The fact is that the Russian Federation is neither completely Russian, nor is it a federation. It is the remnants of an imperial empire built through conquest by Czars, then perpetuated for generations by communist dictatorships. The country is riddled with bias and exploitation by a Moscow-St. Petersburg elite which sucks dry the wealth derived from resources and labor in its vast hinterland where an estimated 190 ethnic minorities live, including 800,000 who admitted they were Ukrainian in the last census. Each of Russia’s dozens of regions has a form of localized self-government, but the boundaries are designed to bifurcate nationalities so that they do not represent a majority of residents. These entities are run by Moscow-appointed administrators, and the purse strings and policies are controlled by the Kremlin.

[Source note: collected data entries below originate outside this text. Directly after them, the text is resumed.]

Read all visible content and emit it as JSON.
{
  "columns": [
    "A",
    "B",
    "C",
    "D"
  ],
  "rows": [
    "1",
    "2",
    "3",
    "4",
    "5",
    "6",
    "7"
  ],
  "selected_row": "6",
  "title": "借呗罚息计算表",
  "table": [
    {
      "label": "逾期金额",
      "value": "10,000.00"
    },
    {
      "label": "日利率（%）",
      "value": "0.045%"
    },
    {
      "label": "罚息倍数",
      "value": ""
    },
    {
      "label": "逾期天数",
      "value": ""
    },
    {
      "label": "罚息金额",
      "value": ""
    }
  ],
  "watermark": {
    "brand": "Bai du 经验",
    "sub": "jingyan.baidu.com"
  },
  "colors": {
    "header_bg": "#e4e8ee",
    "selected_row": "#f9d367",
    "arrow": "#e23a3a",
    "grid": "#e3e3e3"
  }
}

The discriminatory nature of Putin’s conscription in this war has been documented and is activating separatist movements across the Russian Federation that will come back to haunt Moscow after its war in Ukraine is lost. These minorities regard Ukrainians as another “colonized” minority within Russia that’s been trying for decades to liberate itself. Some have decided to take action to help Kyiv such as Vladyslav Ammosov, a Yakut from Siberia, who left Russian intelligence after 15 years as an officer. He now heads a group of commandos from other ethnic minorities who are pro-Ukraine and plan to attack Russia from within. “I was an imperialist who fell for propaganda,” he said in an April interview, and then added a warning that while serving in Chechnya “I was taught to destroy entire countries.”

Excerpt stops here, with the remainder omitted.